Nortel Discloses Terabit Router Plans
In an interview with Light Reading, Don Smith, president of Nortel's optical Internet division, denied that his company needs to buy a router vendor in order to plug the IP routing hole in its current product line. “We’ve been dealing with data for a hell of a long time,” he said.
Smith went on to talk about Nortel’s own terabit router, currently under development, called the Optera Packet Core. Nortel announced that it was working on the product last September, but details were scanty. Smith filled in some of the blanks, saying that the Optera router has actually been in development for four years, and that Nortel has filed 45 patents related to the product. He also claimed that Nortel has successfully tested the device’s ASICs, and that it has lined up the first customers for the product -- although he declined to name names. The product is set to ship in the first half of 2001.

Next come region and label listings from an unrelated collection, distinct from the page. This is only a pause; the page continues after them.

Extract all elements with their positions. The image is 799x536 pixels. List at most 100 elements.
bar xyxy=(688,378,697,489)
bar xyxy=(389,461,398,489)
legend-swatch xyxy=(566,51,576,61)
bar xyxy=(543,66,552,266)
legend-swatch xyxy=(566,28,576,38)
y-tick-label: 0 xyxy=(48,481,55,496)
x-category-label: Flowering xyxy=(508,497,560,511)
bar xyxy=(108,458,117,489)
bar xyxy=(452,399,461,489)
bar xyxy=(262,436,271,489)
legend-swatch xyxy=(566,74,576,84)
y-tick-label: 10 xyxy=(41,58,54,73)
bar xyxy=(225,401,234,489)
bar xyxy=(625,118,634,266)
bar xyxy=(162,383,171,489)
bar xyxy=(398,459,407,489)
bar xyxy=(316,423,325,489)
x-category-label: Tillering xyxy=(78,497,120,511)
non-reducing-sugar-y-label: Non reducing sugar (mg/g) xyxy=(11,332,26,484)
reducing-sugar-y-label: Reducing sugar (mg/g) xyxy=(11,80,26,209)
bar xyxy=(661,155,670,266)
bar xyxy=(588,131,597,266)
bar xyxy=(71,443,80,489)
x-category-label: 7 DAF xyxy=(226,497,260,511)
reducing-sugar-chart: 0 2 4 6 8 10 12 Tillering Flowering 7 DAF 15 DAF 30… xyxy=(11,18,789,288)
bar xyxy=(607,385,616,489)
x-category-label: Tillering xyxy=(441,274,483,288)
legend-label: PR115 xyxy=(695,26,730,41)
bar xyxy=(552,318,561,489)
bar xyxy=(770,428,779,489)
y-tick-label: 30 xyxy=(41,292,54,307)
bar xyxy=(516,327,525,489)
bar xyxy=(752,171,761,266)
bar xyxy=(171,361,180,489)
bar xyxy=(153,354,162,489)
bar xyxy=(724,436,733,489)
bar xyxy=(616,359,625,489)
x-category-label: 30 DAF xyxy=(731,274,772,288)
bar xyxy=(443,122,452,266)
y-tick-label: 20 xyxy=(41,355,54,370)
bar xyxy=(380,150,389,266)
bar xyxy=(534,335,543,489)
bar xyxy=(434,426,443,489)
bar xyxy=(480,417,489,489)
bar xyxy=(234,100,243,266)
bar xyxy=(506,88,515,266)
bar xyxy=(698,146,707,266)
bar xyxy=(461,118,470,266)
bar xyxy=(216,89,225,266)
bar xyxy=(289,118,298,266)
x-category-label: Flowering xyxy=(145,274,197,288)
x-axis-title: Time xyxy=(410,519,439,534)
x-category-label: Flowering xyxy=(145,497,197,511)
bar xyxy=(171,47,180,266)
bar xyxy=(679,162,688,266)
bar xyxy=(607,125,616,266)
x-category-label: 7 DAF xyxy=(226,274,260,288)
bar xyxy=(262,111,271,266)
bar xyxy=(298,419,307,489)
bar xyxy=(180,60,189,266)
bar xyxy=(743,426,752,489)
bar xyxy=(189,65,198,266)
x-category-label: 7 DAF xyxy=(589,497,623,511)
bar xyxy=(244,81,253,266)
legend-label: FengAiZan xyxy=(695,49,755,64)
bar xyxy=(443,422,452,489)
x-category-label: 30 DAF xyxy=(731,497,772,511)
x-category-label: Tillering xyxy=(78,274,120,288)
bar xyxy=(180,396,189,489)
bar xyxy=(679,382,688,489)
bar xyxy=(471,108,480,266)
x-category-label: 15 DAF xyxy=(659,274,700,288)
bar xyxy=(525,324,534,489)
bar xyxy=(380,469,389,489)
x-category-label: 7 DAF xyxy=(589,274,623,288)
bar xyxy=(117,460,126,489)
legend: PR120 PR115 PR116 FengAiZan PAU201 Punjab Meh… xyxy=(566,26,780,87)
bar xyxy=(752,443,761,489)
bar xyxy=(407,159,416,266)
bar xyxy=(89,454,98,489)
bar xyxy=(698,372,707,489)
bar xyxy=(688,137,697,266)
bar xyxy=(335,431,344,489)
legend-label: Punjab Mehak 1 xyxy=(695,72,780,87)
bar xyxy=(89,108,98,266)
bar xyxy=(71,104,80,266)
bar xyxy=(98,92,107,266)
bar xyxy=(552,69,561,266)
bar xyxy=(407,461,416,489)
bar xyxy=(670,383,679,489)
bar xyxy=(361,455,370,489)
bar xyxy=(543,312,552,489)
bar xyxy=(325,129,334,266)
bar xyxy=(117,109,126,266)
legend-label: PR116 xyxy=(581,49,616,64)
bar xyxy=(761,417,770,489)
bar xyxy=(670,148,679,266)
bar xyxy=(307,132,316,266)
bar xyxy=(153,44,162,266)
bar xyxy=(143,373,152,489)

Smith went on to reveal what may be the product’s most significant differentiator: the ability to support distributed routing, whereby multiple routers located in different racks in an equipment room, or even different geographical locations, act as a single routing device. Such “virtual routing” technology has the potential to deliver big performance increases, while at the same time reducing service provider operating costs.
Other terabit router companies, most particularly Pluris Inc., are working on the same capability (see Pluris Is Back). But Smith claims Nortel is ahead of the game: “Show me someone who can actually do this; [our competitors] don’t have the ASICs, the software, the patents." The Optera Packet Core product comprises hardware and software developed by Nortel engineers, as well as some software that has been “re-vectored” from the Versalar product, Smith added.
The revelations cast a new light on the nature of Nortel’s reseller agreement with terabit router vendor Juniper Networks Inc. (Nasdaq: JNPR) (see Juniper-Nortel "Alliance" Gives Pause). There has been speculation that the reseller deal might be a precursor to a mondo acquisition of Juniper by Nortel. Smith’s comments suggest that it’s simply a stopgap until its own product is ready to ship.
Nortel desperately needs to hit a router home run. The Versalar products it acquired when it bought Bay Networks have sunk like a big, heavy stone -- and its lack of carrier-class IP routing technology represents the single weakest link in its product portfolio.